Hi,
I know that .backward() can dynamically calculate the gradient. I wonder how we can obtain the weight’s gradient layer by layer during the .backward() calculation. Hope someone could help
-
I know we can monitor the input and output of each layer during the .backward() by using .register_backward_hook(). I wonder if layer.register_backward_hook(module, grad_out, grad_in) is the right way to get the weights’ gradient of each layer.
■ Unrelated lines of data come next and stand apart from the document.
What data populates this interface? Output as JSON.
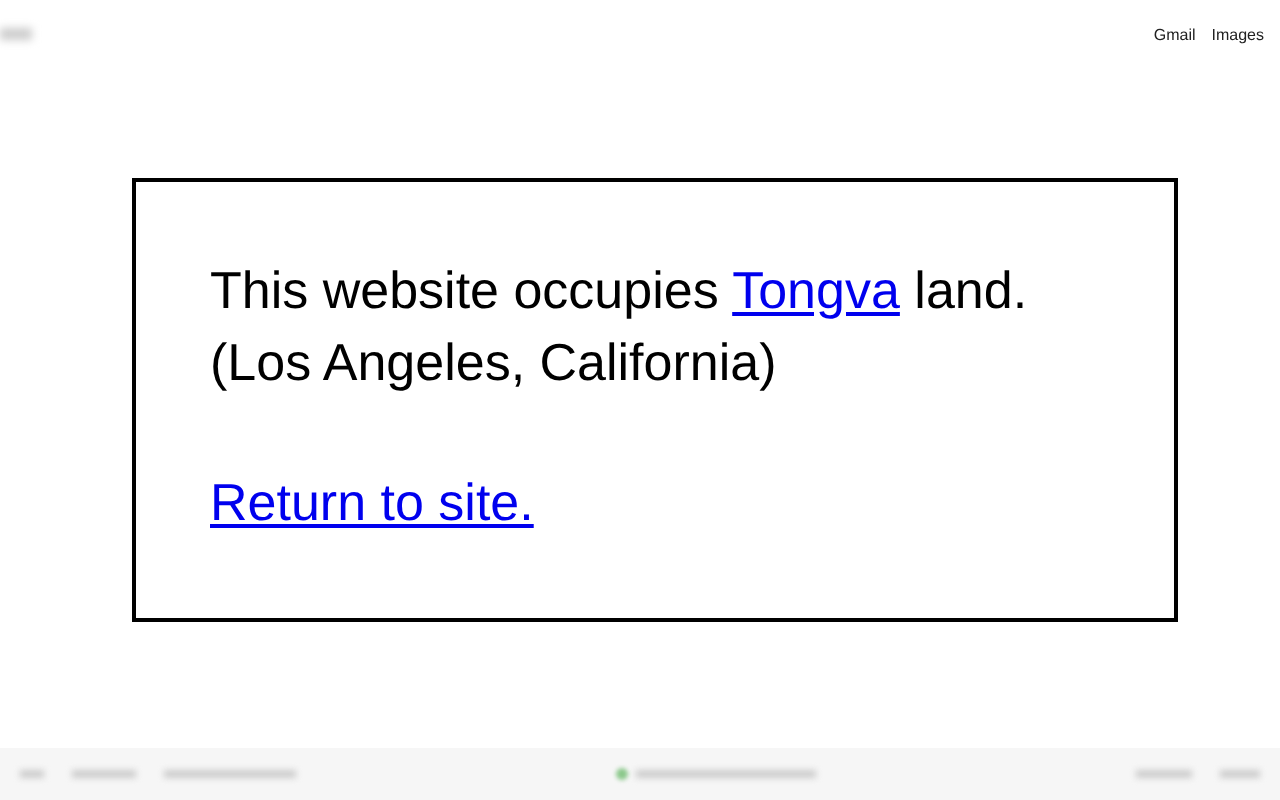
{
  "header": {
    "links": [
      "Gmail",
      "Images"
    ]
  },
  "notice": {
    "text_before": "This website occupies ",
    "link": "Tongva",
    "text_after": " land. (Los Angeles, California)",
    "return_link": "Return to site."
  }
}
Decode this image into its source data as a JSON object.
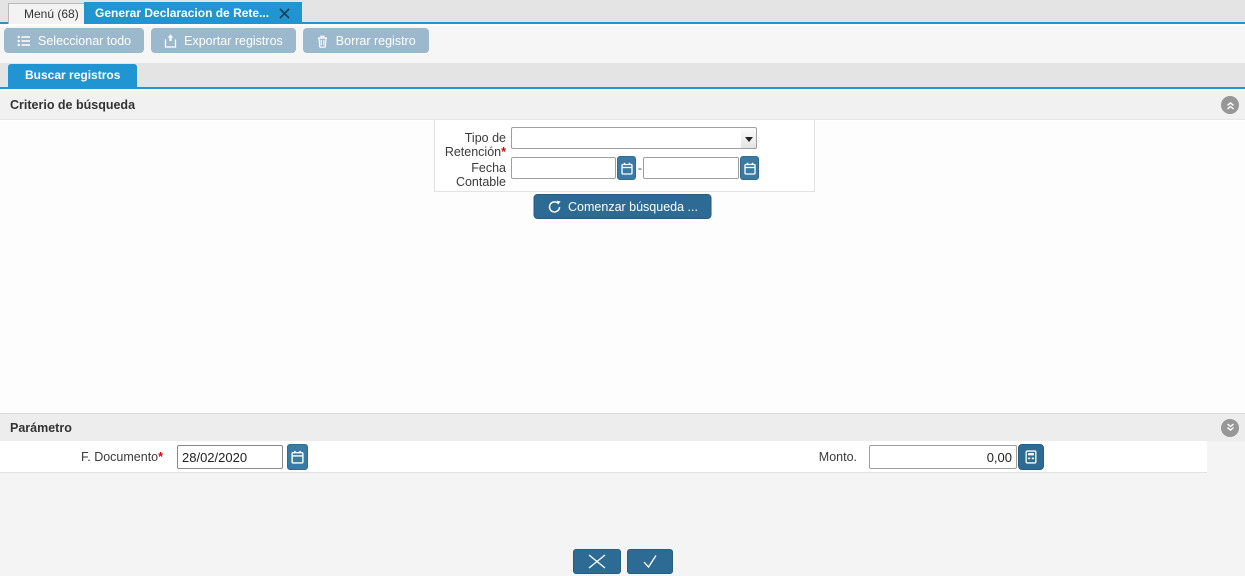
{
  "top_tabs": {
    "menu_label": "Menú (68)",
    "active_label": "Generar Declaracion de Rete..."
  },
  "toolbar": {
    "buttons": [
      {
        "label": "Seleccionar todo",
        "icon": "list-icon"
      },
      {
        "label": "Exportar registros",
        "icon": "export-icon"
      },
      {
        "label": "Borrar registro",
        "icon": "trash-icon"
      }
    ]
  },
  "search_tab_label": "Buscar registros",
  "criteria_section": {
    "title": "Criterio de búsqueda",
    "tipo_retencion_label": "Tipo de Retención",
    "required_mark": "*",
    "tipo_retencion_value": "",
    "fecha_contable_label": "Fecha Contable",
    "fecha_desde_value": "",
    "fecha_hasta_value": "",
    "range_separator": "-",
    "search_button_label": "Comenzar búsqueda ..."
  },
  "parameter_section": {
    "title": "Parámetro",
    "f_documento_label": "F. Documento",
    "required_mark": "*",
    "f_documento_value": "28/02/2020",
    "monto_label": "Monto.",
    "monto_value": "0,00"
  },
  "icons": {
    "collapse": "chevrons-up-icon",
    "expand": "chevrons-down-icon",
    "cancel": "x-icon",
    "confirm": "check-icon",
    "calendar": "calendar-icon",
    "calculator": "calculator-icon",
    "refresh": "refresh-icon",
    "dropdown": "caret-down-icon",
    "close": "close-icon"
  },
  "colors": {
    "accent_blue": "#2095d1",
    "action_blue": "#2e6b94",
    "disabled_toolbar_blue": "#9cb8cc",
    "calendar_button_blue": "#3a7aa3",
    "required_red": "#e00000"
  }
}
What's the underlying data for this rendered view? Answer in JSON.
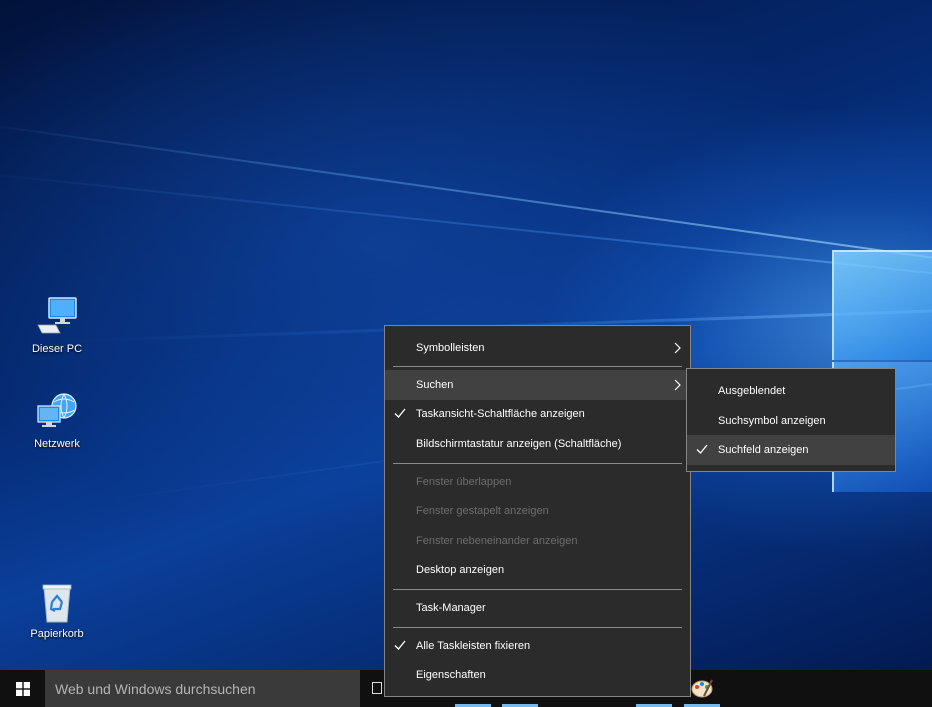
{
  "desktop": {
    "icons": [
      {
        "label": "Dieser PC",
        "icon": "computer-icon"
      },
      {
        "label": "Netzwerk",
        "icon": "network-icon"
      },
      {
        "label": "Papierkorb",
        "icon": "recycle-bin-icon"
      }
    ]
  },
  "taskbar": {
    "search_placeholder": "Web und Windows durchsuchen",
    "start_icon": "windows-logo-icon",
    "task_view_icon": "task-view-icon",
    "tray_icon": "paint-icon"
  },
  "context_menu": {
    "items": [
      {
        "label": "Symbolleisten",
        "checked": false,
        "enabled": true,
        "submenu": true
      },
      {
        "label": "Suchen",
        "checked": false,
        "enabled": true,
        "submenu": true,
        "highlighted": true
      },
      {
        "label": "Taskansicht-Schaltfläche anzeigen",
        "checked": true,
        "enabled": true
      },
      {
        "label": "Bildschirmtastatur anzeigen (Schaltfläche)",
        "checked": false,
        "enabled": true
      },
      {
        "label": "Fenster überlappen",
        "checked": false,
        "enabled": false
      },
      {
        "label": "Fenster gestapelt anzeigen",
        "checked": false,
        "enabled": false
      },
      {
        "label": "Fenster nebeneinander anzeigen",
        "checked": false,
        "enabled": false
      },
      {
        "label": "Desktop anzeigen",
        "checked": false,
        "enabled": true
      },
      {
        "label": "Task-Manager",
        "checked": false,
        "enabled": true
      },
      {
        "label": "Alle Taskleisten fixieren",
        "checked": true,
        "enabled": true
      },
      {
        "label": "Eigenschaften",
        "checked": false,
        "enabled": true
      }
    ]
  },
  "search_submenu": {
    "items": [
      {
        "label": "Ausgeblendet",
        "checked": false
      },
      {
        "label": "Suchsymbol anzeigen",
        "checked": false
      },
      {
        "label": "Suchfeld anzeigen",
        "checked": true,
        "highlighted": true
      }
    ]
  },
  "colors": {
    "menu_bg": "#2b2b2b",
    "menu_highlight": "#414141",
    "disabled_text": "#6d6d6d",
    "taskbar_bg": "#101010",
    "accent": "#76b9ed"
  }
}
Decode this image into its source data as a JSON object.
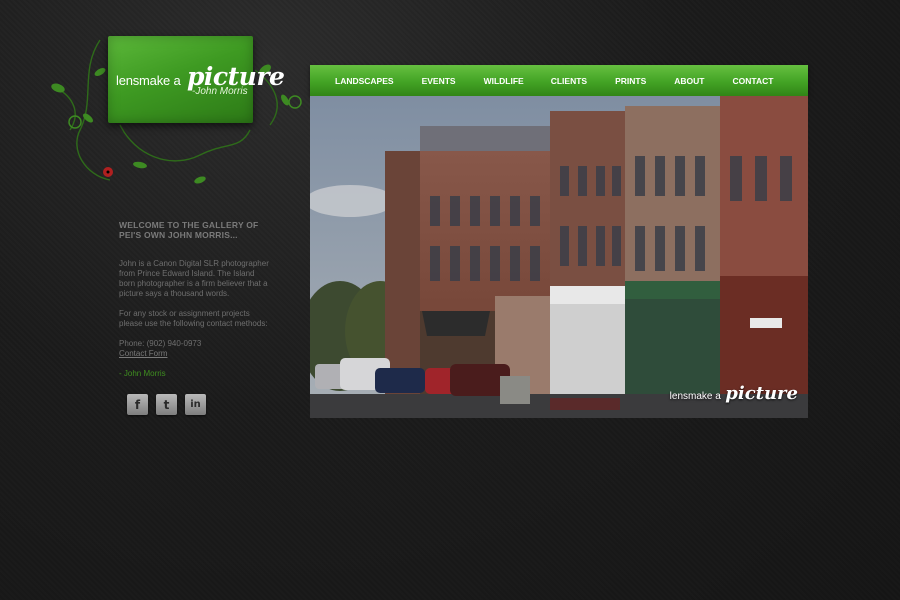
{
  "logo": {
    "prefix": "lensmake a",
    "main": "picture",
    "author": "-John Morris"
  },
  "nav": {
    "items": [
      "LANDSCAPES",
      "EVENTS",
      "WILDLIFE",
      "CLIENTS",
      "PRINTS",
      "ABOUT",
      "CONTACT"
    ]
  },
  "sidebar": {
    "heading": "WELCOME TO THE GALLERY OF PEI'S OWN JOHN MORRIS...",
    "intro": "John is a Canon Digital SLR photographer from Prince Edward Island. The Island born photographer is a firm believer that a picture says a thousand words.",
    "projects": "For any stock or assignment projects please use the following contact methods:",
    "phone": "Phone: (902) 940-0973",
    "contact_link": "Contact Form",
    "signature": "- John Morris"
  },
  "social": [
    {
      "icon": "facebook-icon",
      "glyph": "f"
    },
    {
      "icon": "twitter-icon",
      "glyph": "t"
    },
    {
      "icon": "linkedin-icon",
      "glyph": "in"
    }
  ],
  "hero": {
    "logo_prefix": "lensmake a",
    "logo_main": "picture"
  },
  "colors": {
    "accent": "#3e9a22",
    "background": "#1b1b1b"
  }
}
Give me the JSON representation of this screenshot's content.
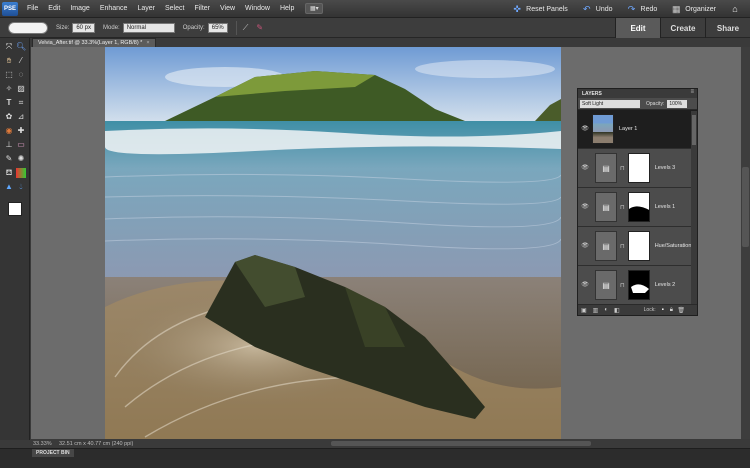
{
  "app": {
    "logo": "PSE"
  },
  "menu": [
    "File",
    "Edit",
    "Image",
    "Enhance",
    "Layer",
    "Select",
    "Filter",
    "View",
    "Window",
    "Help"
  ],
  "top_right": {
    "reset_panels": "Reset Panels",
    "undo": "Undo",
    "redo": "Redo",
    "organizer": "Organizer"
  },
  "options": {
    "size_label": "Size:",
    "size_value": "60 px",
    "mode_label": "Mode:",
    "mode_value": "Normal",
    "opacity_label": "Opacity:",
    "opacity_value": "65%"
  },
  "modes": {
    "edit": "Edit",
    "create": "Create",
    "share": "Share"
  },
  "document": {
    "tab_title": "Velvia_After.tif @ 33.3%(Layer 1, RGB/8) *",
    "close": "×"
  },
  "status": {
    "zoom": "33.33%",
    "size": "32.51 cm x 40.77 cm (240 ppi)"
  },
  "project_bin": {
    "label": "PROJECT BIN"
  },
  "layers_panel": {
    "title": "LAYERS",
    "blend_mode": "Soft Light",
    "opacity_label": "Opacity:",
    "opacity_value": "100%",
    "lock_label": "Lock:",
    "layers": [
      {
        "name": "Layer 1",
        "selected": true
      },
      {
        "name": "Levels 3",
        "selected": false
      },
      {
        "name": "Levels 1",
        "selected": false
      },
      {
        "name": "Hue/Saturation 1",
        "selected": false
      },
      {
        "name": "Levels 2",
        "selected": false
      }
    ]
  },
  "colors": {
    "accent": "#3b7fd1",
    "background": "#3a3a3a",
    "canvas_bg": "#6c6c6c"
  },
  "icons": {
    "eye": "eye-icon",
    "adjustment": "adjustment-layer-icon",
    "undo": "undo-icon",
    "redo": "redo-icon",
    "home": "home-icon"
  }
}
The reason I am asking is that I don’t see the output difference between layer.register_backward_hook(module, grad_out, grad_in) and layer.register_backward_hook(module, input, output) in my own example.
-
If I am able to manually do the backward propagation layer by layer (see code below, followed by an example from How to split backward process wrt each layer of neural network?). I wonder if this is correct that I get weight gradient of each layer via self.layers[i].weight.grad during the backward execution (check the last line of backward() function).
import torch.nn as nn
from torch.autograd import Variable
class Net(nn.Module):
def __init__(self):
super(Net, self).__init__()
self.layers = nn.ModuleList([
nn.Linear(10, 10),
nn.Linear(10, 10),
nn.Linear(10, 10),
nn.Linear(10, 10),
])
def forward(self, x):
self.output = []
self.input = []
for layer in self.layers:
# detach from previous history
x = Variable(x.data, requires_grad=True)
self.input.append(x)
# compute output
x = layer(x)
# add to list of outputs
self.output.append(x)
return x
def backward(self, g):
for i, output in reversed(list(enumerate(self.output))):
if i == (len(self.output) - 1):
# for last node, use g
output.backward(g)
print(self.input[i].grad.shape)
else:
output.backward(self.input[i+1].grad.data)
print(self.layers[i].weight.grad)
model = Net()
inp = Variable(torch.randn(4, 10))
output = model(inp)
gradients = torch.randn(*output.size())
model.backward(gradients)